Continuando a far le pulci, si nota pure una bella differenza tra la parabola di crescita degli attori professionisti, Patricia Arquette ed Ethan Hawke, e quella degli “attori in provetta” Ellar Coltrane e Lorelei Linklater. Si forma come una leggera increspatura nella sospensione dell’incredulità; i ragazzi, quelli che dovrebbero essere i personaggi più “reali”, sembrano a volte un po’ innaturali. C’è nei due fratelli una ostentata impenetrabilità, un inalterabile dosaggio delle emozioni: manca un pianterello da bambini, una scenata sconclusionata da adolescenti, manca la sessualità famelica dei ventenni. Ciò nonostante, Coltrane ha la sua bella presenza scenica con quel sorrisetto dolce e scazzato, così come la figlia del regista ha pure lei la sua onesta faccia da cinema.

L’esperimento di “tenuta” del personaggio nel tempo (e credibili cambiamenti) mi sembra comunque più riuscito negli adulti; la Arquette soprattutto (Oscar 2015 come miglior attrice non protagonista) conserva con grande efficacia la sua maternità tenera e incasinata, con lunghi periodi di apnea tra immersione nel lavoro e compagni sbagliati, seguiti da repentini scatti da tigre a difesa dei suoi cuccioli. Esemplare anche il cambiamento nel secondo marito – un grandissimo Marco Perella – che da brizzolato professore con simpatia e carisma stile “Attimo fuggente” si abbrutisce scivolando nel baratro dell’alcol. Sono storie come la sua ad essere il perfetto banco di prova per la riuscita dell’esperimento; in pochi minuti e frammenti di immagine lo spettatore riesce a digerire questa mutazione, partecipando pienamente della tensione famigliare che ne deriva in sequenze memorabili come quella dell’esplosione di rabbia a cena.

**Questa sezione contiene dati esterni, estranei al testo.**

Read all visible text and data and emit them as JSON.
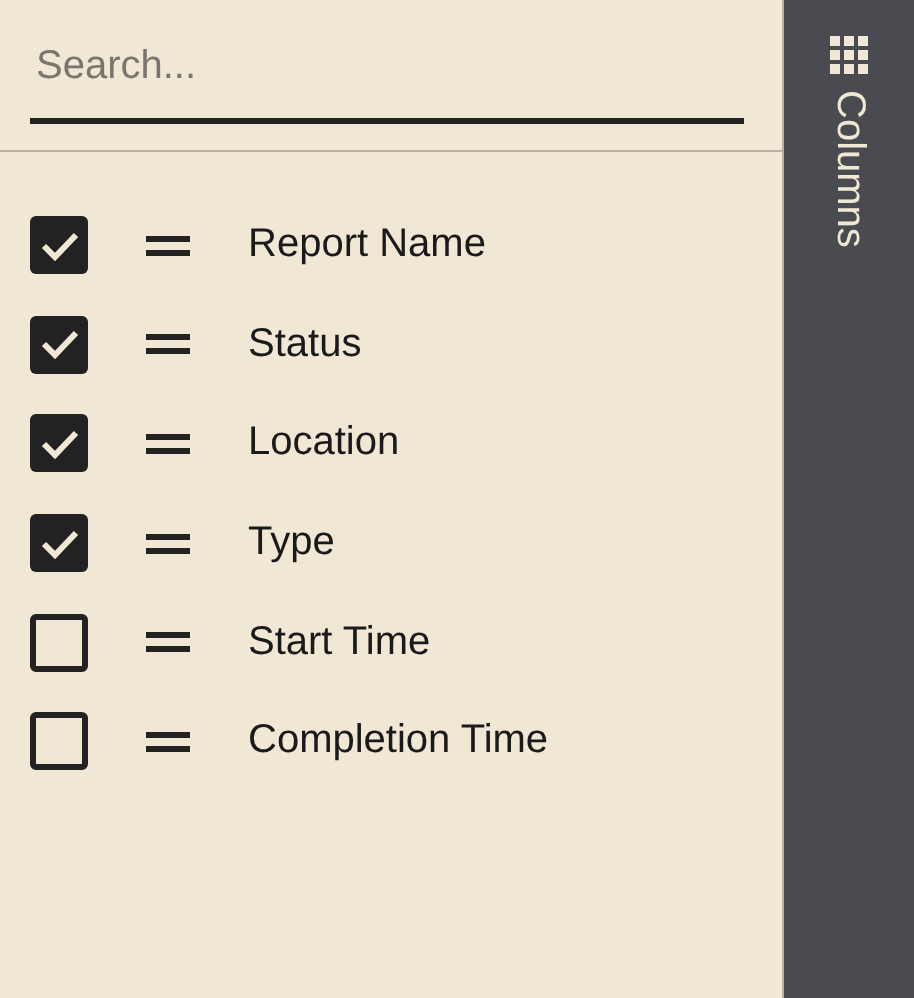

Tutto in questo film è sintesi; da questo punto di vista non si può che applaudire al lavoro di Linklater, che presenta con grande stile e stupenda coesione scenica e narrativa i momenti più tipici (a volte anche i più “americani”) di una crescita, senza mai dare la fastidiosa sensazione di un campionario di studi sociali. Riesce a metterci dentro un po’ tutto – dall’evoluzione tecnologica a quella musicale, dai costumi agli eventi politici intorno – evitando il pastone, con leggerezza. Film come questi puntano al cuore, ma non si accontentano di titillare reazioni emotive superficiali; non ci sono momenti di grande commozione, in questo film. Personalmente, mi sono quasi commosso per la spontanea semplice bellezza del tributo musicale al neodiplomato Mason da parte del chitarrista amico del padre (Charlie Sexton) durante un check strumentale, in un teatro ancora vuoto. Ma qui è la bellezza di una scena, il fascino di un legame così piccolo, secondario eppure così delicato proprio perché è un affetto maschile senza parentela, senza necessità di contraccambio. Niente sentimentalismi a buon mercato, dunque, ma piuttosto una struggente poesia sulla famiglia disgregata, lungi da insulse celebrazioni anti-matrimoniali ma con uno sguardo affettuoso verso questo mondo di perdenti, di confusi, di anonimi secondi.

 

Cosa vedere di Richard Linklater se ti è piaciuto Boyhood

Richard Linklater è un regista di film indipendenti, caratterizzati sempre da una forte componente minimale. L’Armadillo Furioso consiglia di vedere Prima dell’alba, con Ethan Hawke e Julie Delpy, del 1995, che ha vinto l’Orso d’Argento come miglior regia al Festival di Berlino, ma anche progetti come School of Rock, una commedia musicale sceneggiata appositamente per Jack Black, e Waking Life, un film d’animazione in rotoscope del 2001.